News / Opinion / Columns
In less than a week, South Africans head to the polls in probably one of the most unimaginative and uninspiring election seasons seen since the first democratic elections in ‘94.
The pandemic has not only led to limited campaigning activities but has also taken people’s interest away from the polls.
People cannot be blamed for their lacklustre response to anything political, it is to be expected given the little returns voting has given them over the years.
That doesn’t make the election any less important though. In fact, given the terrible state that municipal service delivery is in, these elections should be more fiercely contested than the national and provincial elections.
There is nothing glamorous about fixing potholes or ensuring that garbage gets collected, but those are the basics that those in government must get right for government to be seen to be working.
There are far too many negative events that have happened throughout this country this year that have left an impression in people’s minds that “government is failing”.
The lawlessness and looting spree that engulfed the country in July left many people in a state of mind that says the law enforcement and governance are not working and this election should be used to reassure people that things can work.
Political analysts and media houses are doing the most to predict which political party will come out tops in which areas and there is an eagerness in the opposition party camp to compound the problems of the ruling party.
But, in truth, it does not matter which party wins.

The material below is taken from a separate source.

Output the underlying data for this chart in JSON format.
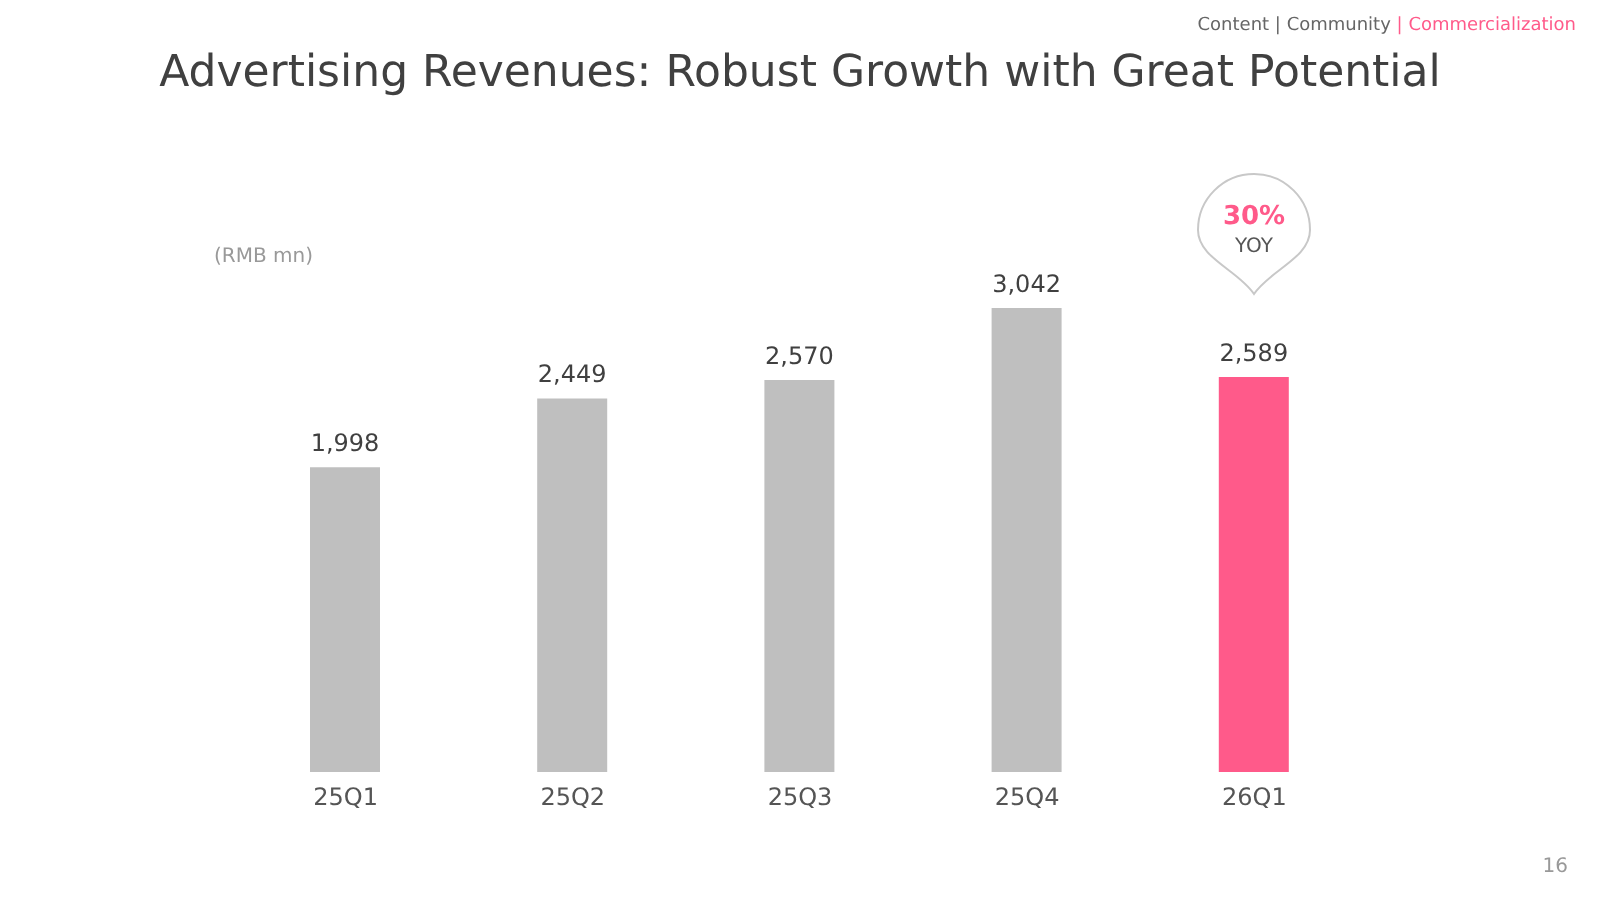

What matters is that whoever gets to govern appreciates that their role right now is to get South Africa working as best as it can.
The little campaigning that has happened has just been so off the mark that voters know the promises made cannot in any way be fulfilled.
Any politician campaigning on providing jobs when the economy is shedding jobs due to the pandemic is taking voters for granted.
There will definitely be a huge temptation to millions of voters to stay home and enjoy their long weekend instead of making their way towards that election queue. But the truth is the voter who wants things to work but stays away from the poll is actually engaging in self-sabotage.
It is a fact that most municipalities are not working as well as they should right now, as is evidenced by the kind of infrastructural decay that has become entrenched in KwaZulu-Natal’s Msunduzi local municipality that runs Pietermaritzburg, among other areas.
The ruling party’s infighting spilled over into the governance of the municipality over a decade ago and since then, simple administrative tasks such as passing a budget have become herculean tasks.
The result? Failure of governance. And this evidenced on the streets of the town where residents point to potholes that have been there since 2017.
The municipality is collecting less money from ratepayers than it spends on services. In other words, it is a failed municipality.
The general exhortation about people having given their lives for people’s right to vote remains true. But now more than ever, people should not wait to be convinced to vote for sentimental reasons.
They must vote to show the politicians that they care more about their own country and its wellbeing than the politicians do.